Connecticut Early Music Festival: Ensemble Origo – Saravanda! Dances of New Spain

Saturday, June 6 | 5:00 PM | Chester Meeting House, 4 Liberty Street, Chester
Ensemble Origo – Saravanda! Dances of New Spain
Tracing the origins of the sarabande and chaconne, Ensemble Origo explores the vibrant cross-cultural roots of these iconic Baroque dances, from New Spain’s indigenous and African communities to the European courts. A dancer joins the ensemble to demonstrate the 17th-century forms. A reception follows the concert. Tickets are $40 in advance ($45 at the door). $20 for under 40s. and FREE for students of any age. For discounts on multiple concerts, please visit our website.
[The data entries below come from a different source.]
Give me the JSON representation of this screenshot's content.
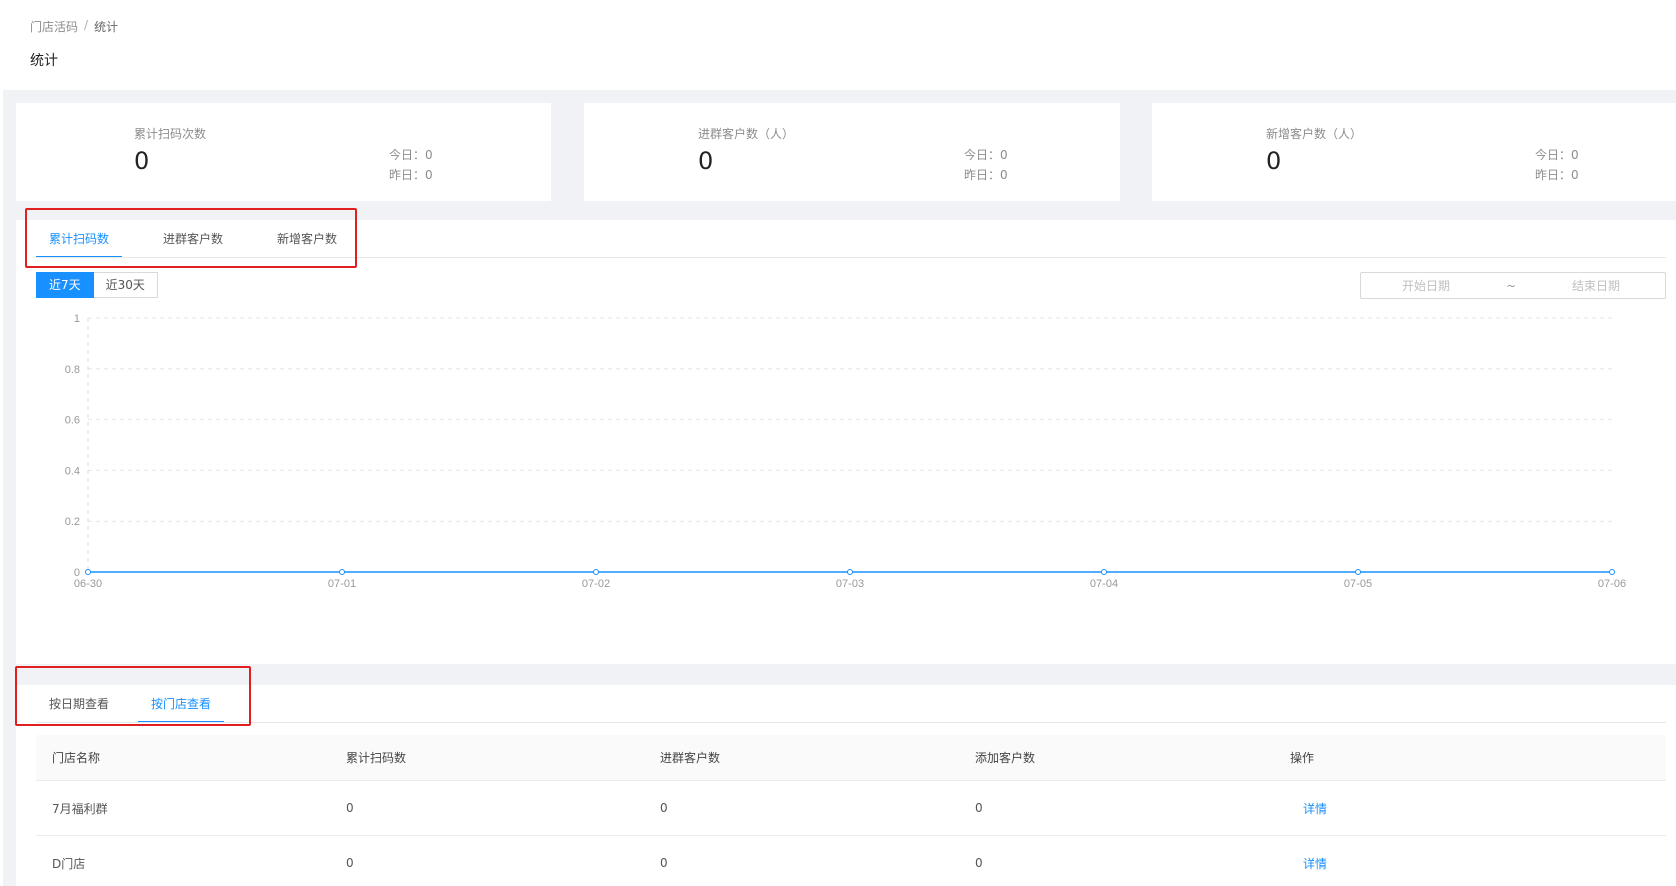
{
  "breadcrumb": {
    "parent": "门店活码",
    "separator": "/",
    "current": "统计"
  },
  "page_title": "统计",
  "stats": [
    {
      "label": "累计扫码次数",
      "value": "0",
      "today": "今日：0",
      "yesterday": "昨日：0"
    },
    {
      "label": "进群客户数（人）",
      "value": "0",
      "today": "今日：0",
      "yesterday": "昨日：0"
    },
    {
      "label": "新增客户数（人）",
      "value": "0",
      "today": "今日：0",
      "yesterday": "昨日：0"
    }
  ],
  "chart_tabs": [
    {
      "label": "累计扫码数",
      "active": true
    },
    {
      "label": "进群客户数",
      "active": false
    },
    {
      "label": "新增客户数",
      "active": false
    }
  ],
  "range_buttons": [
    {
      "label": "近7天",
      "active": true
    },
    {
      "label": "近30天",
      "active": false
    }
  ],
  "date_range": {
    "start_placeholder": "开始日期",
    "separator": "~",
    "end_placeholder": "结束日期"
  },
  "chart_data": {
    "type": "line",
    "x": [
      "06-30",
      "07-01",
      "07-02",
      "07-03",
      "07-04",
      "07-05",
      "07-06"
    ],
    "series": [
      {
        "values": [
          0,
          0,
          0,
          0,
          0,
          0,
          0
        ]
      }
    ],
    "ylim": [
      0,
      1
    ],
    "yticks": [
      "0",
      "0.2",
      "0.4",
      "0.6",
      "0.8",
      "1"
    ],
    "grid": true,
    "line_color": "#1890ff"
  },
  "table_tabs": [
    {
      "label": "按日期查看",
      "active": false
    },
    {
      "label": "按门店查看",
      "active": true
    }
  ],
  "table": {
    "columns": [
      "门店名称",
      "累计扫码数",
      "进群客户数",
      "添加客户数",
      "操作"
    ],
    "rows": [
      {
        "name": "7月福利群",
        "scans": "0",
        "group_customers": "0",
        "added_customers": "0",
        "action": "详情"
      },
      {
        "name": "D门店",
        "scans": "0",
        "group_customers": "0",
        "added_customers": "0",
        "action": "详情"
      }
    ]
  },
  "colors": {
    "accent": "#1890ff",
    "highlight": "#e02020",
    "background": "#f0f2f5"
  }
}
Though the sarabande and the chaconne were stylized sections of courtly suites by Baroque composers such as Scarlatti and Bach, their origins are far removed from any European court, stemming instead from New Spain. In a book about the Spanish colony in 1579, a Dominican friar described the sarabande as a lascivious dance and identified it with the indigenous population. However, at least one surviving song — a villancico for Christmas — links it with enslaved Africans, suggesting that both populations were involved in the creation of the genre. A dancer joins the ensemble’s instrumentalists to demonstrate both of these 17-century courtly dances in relation to early dances from New Spain. The concert sketches the printing history of both genres (which were related at one time) from simple guitar strumming patterns to the stylized instrumental works adopted by hundreds of European composers in the centuries that followed. The program aims to bring what is known of the genres’ lost—or suppressed—histories to light, thus rethinking Eurocentric notions of these distinctive musical genres, their history, and their trajectory.